The Wisdom of Crowds vs. The Masses Are Asses

I've been thinking this one over for months and have yet to make the time to post it. So, coming soon, and actual essay on the above title!

I may add snarky comments such as, "If you (the masses) are so smart, how come [Survivor's still on, Britney gets more ink than Iraq, nobody cares we lost habeus corpus, {add your own carp here}, and so on].

Or maybe not.

Anyway, the gist is, it's fairly universally accepted among the Web 2.0 intelligensia and hype mavens everywhere that crowdsourcing and other applications of the wise crowd are a wonderful way to guess the number of gumballs in the jar.

OK, if that's so, explain to me the lyrics to Living in the USA, Steve Miller's great anthem as posted on pretty much every Internet lyrics site. You see, they're wrong. Yep, Stevie "Guitar" Miller is not saying "Come on try it, you can buy it, you can leave it next week, yeah" as all those peer edited and reviewed sites claim (although he is saying " Somebody give me a cheeseburger" -- this cannot be disputed). Steve was quoting Chuck Berry's Too Much Monkey Business, which at least one site GETS COMPLETELY WRONG. Yet, strangely, the same site, LyricsFreak, gets the lyric write on the Beatles' version of the song.

In fact, to belabor a Steve Miller lyrics point ad nauseum, you'd think if the crowd were so dang smart, someone would be able to figure out the phrase Steve sings in the middle of the chorus in the classic she-done-me-wrong blues, Junior Saw It Happen, which is rendered pretty much everywhere as:

Junior saw it happen
Why didn't I listen to you, hey
Whoa, ohh
Whoa, {??}
Whoa, ohh
Whoa, now she's down the tracks with him

Now to me it sounds like something about "she had her hat on back", or something that sounds like back, and that would rhyme with "tracks" in the last line of the chorus.

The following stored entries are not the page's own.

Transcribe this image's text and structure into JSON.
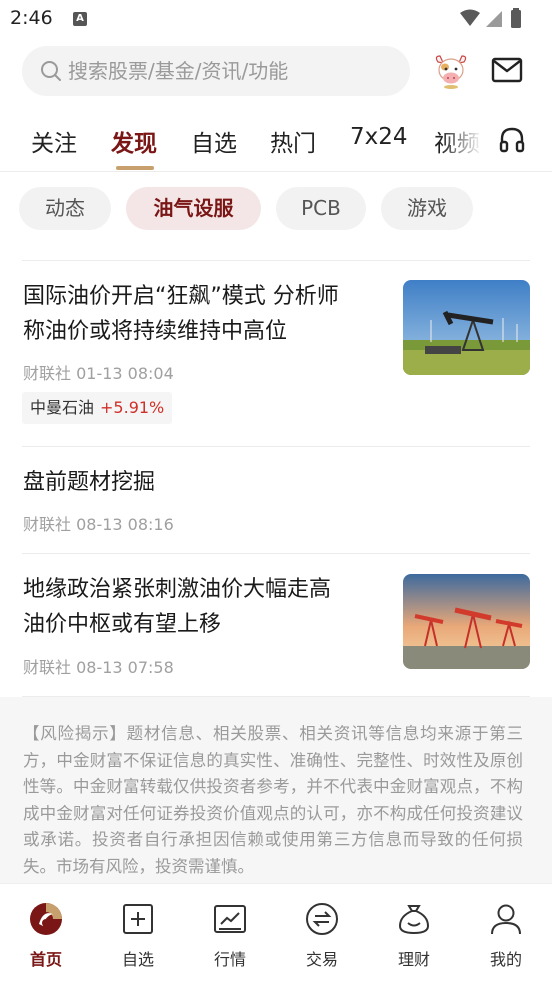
{
  "status_bar": {
    "time": "2:46",
    "notification_glyph": "A"
  },
  "search": {
    "placeholder": "搜索股票/基金/资讯/功能",
    "icons": [
      "search-icon",
      "cow-mascot-icon",
      "mail-icon"
    ]
  },
  "top_tabs": [
    {
      "label": "关注",
      "active": false
    },
    {
      "label": "发现",
      "active": true
    },
    {
      "label": "自选",
      "active": false
    },
    {
      "label": "热门",
      "active": false
    },
    {
      "label": "7x24",
      "active": false
    },
    {
      "label": "视频",
      "active": false
    }
  ],
  "chips": [
    {
      "label": "动态",
      "active": false
    },
    {
      "label": "油气设服",
      "active": true
    },
    {
      "label": "PCB",
      "active": false
    },
    {
      "label": "游戏",
      "active": false
    }
  ],
  "news": [
    {
      "title_line1": "国际油价开启“狂飙”模式 分析师",
      "title_line2": "称油价或将持续维持中高位",
      "source": "财联社 01-13 08:04",
      "stock_tag": {
        "name": "中曼石油",
        "change": "+5.91%"
      },
      "thumbnail": "oil-pump-field-photo"
    },
    {
      "title_line1": "盘前题材挖掘",
      "source": "财联社 08-13 08:16"
    },
    {
      "title_line1": "地缘政治紧张刺激油价大幅走高",
      "title_line2": "油价中枢或有望上移",
      "source": "财联社 08-13 07:58",
      "thumbnail": "oil-pumps-sunset-photo"
    }
  ],
  "disclaimer": "【风险揭示】题材信息、相关股票、相关资讯等信息均来源于第三方，中金财富不保证信息的真实性、准确性、完整性、时效性及原创性等。中金财富转载仅供投资者参考，并不代表中金财富观点，不构成中金财富对任何证券投资价值观点的认可，亦不构成任何投资建议或承诺。投资者自行承担因信赖或使用第三方信息而导致的任何损失。市场有风险，投资需谨慎。",
  "bottom_nav": [
    {
      "label": "首页",
      "icon": "home-logo-icon",
      "active": true
    },
    {
      "label": "自选",
      "icon": "add-square-icon",
      "active": false
    },
    {
      "label": "行情",
      "icon": "chart-icon",
      "active": false
    },
    {
      "label": "交易",
      "icon": "exchange-icon",
      "active": false
    },
    {
      "label": "理财",
      "icon": "moneybag-icon",
      "active": false
    },
    {
      "label": "我的",
      "icon": "person-icon",
      "active": false
    }
  ],
  "colors": {
    "accent": "#7a1616",
    "tab_underline": "#c8a06d",
    "stock_up": "#d0302a"
  }
}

We got wise crowds that figured out the moon landing was fake and that Oswald didn't act alone, and that Steve Miller misheard the singer of the Medallions (it wasn't pompitous, but puppetuse) but no crowd has ever figured out whether the hat was on her back, or whatever it was Steve said.

So this future blog post will go on to brilliantly compare and contract the wisdom/asses crowd dichotomy. But not today.